Interpretar um solo triste, por outro lado, também tem as suas compensações, mas em uma região do cérebro muito mais antiga, a chamada substância negra (ou substantia nigra em latim), uma região mesencefálica enterrada nas profundezas reptilianas de nossa cabeça, que evoluíram na noite dos tempos e hoje se ocupam — como já faziam então — dos mecanismos de recompensa e, portanto, são responsáveis também pela dependência às drogas, ao jogo, ao sexo e todas as demais. Contra todas as intuições, essa armadilha darwiniana da recompensa é ativada quando se toca um solo triste, mas não quando se toca um solo alegre.

Imagem do experimento.
Imagem do experimento.

“A emoção e a criatividade estão estreitamente vinculadas”, concluem os pesquisadores, “e os mecanismos neurológicos subjacentes à criatividade dependem do estado emocional”. De fato, os autores do estudo entendem que a capacidade artística de sentir e expressar as emoções é provavelmente a razão fundamental “para a onipresença da arte em todas as culturas ao longo da história humana”.

Talvez seja importante frisar que os 12 pianistas de jazz envolvidos no estudo são músicos profissionais muito experientes.
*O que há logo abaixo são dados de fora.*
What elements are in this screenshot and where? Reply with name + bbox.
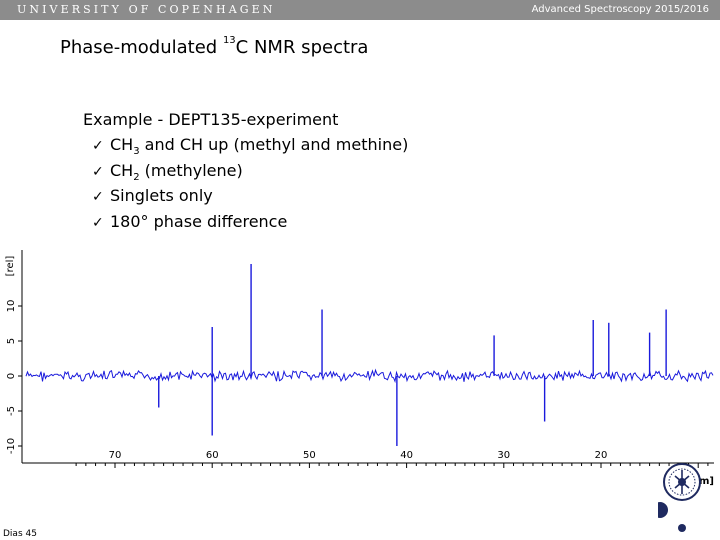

Os resultados teriam sido bem diferentes com um pianista de jazz iniciante, que normalmente estaria tão preocupado em acertar as mudanças do acorde de sétima e a escala menor melódica que teria de tocar o piano usando todo o cérebro e quase o corpo todo.

Sam também era um músico experiente. Pena que se enganou de canção. Ou será que fez isso para obter uma recompensa de seu cérebro reptiliano?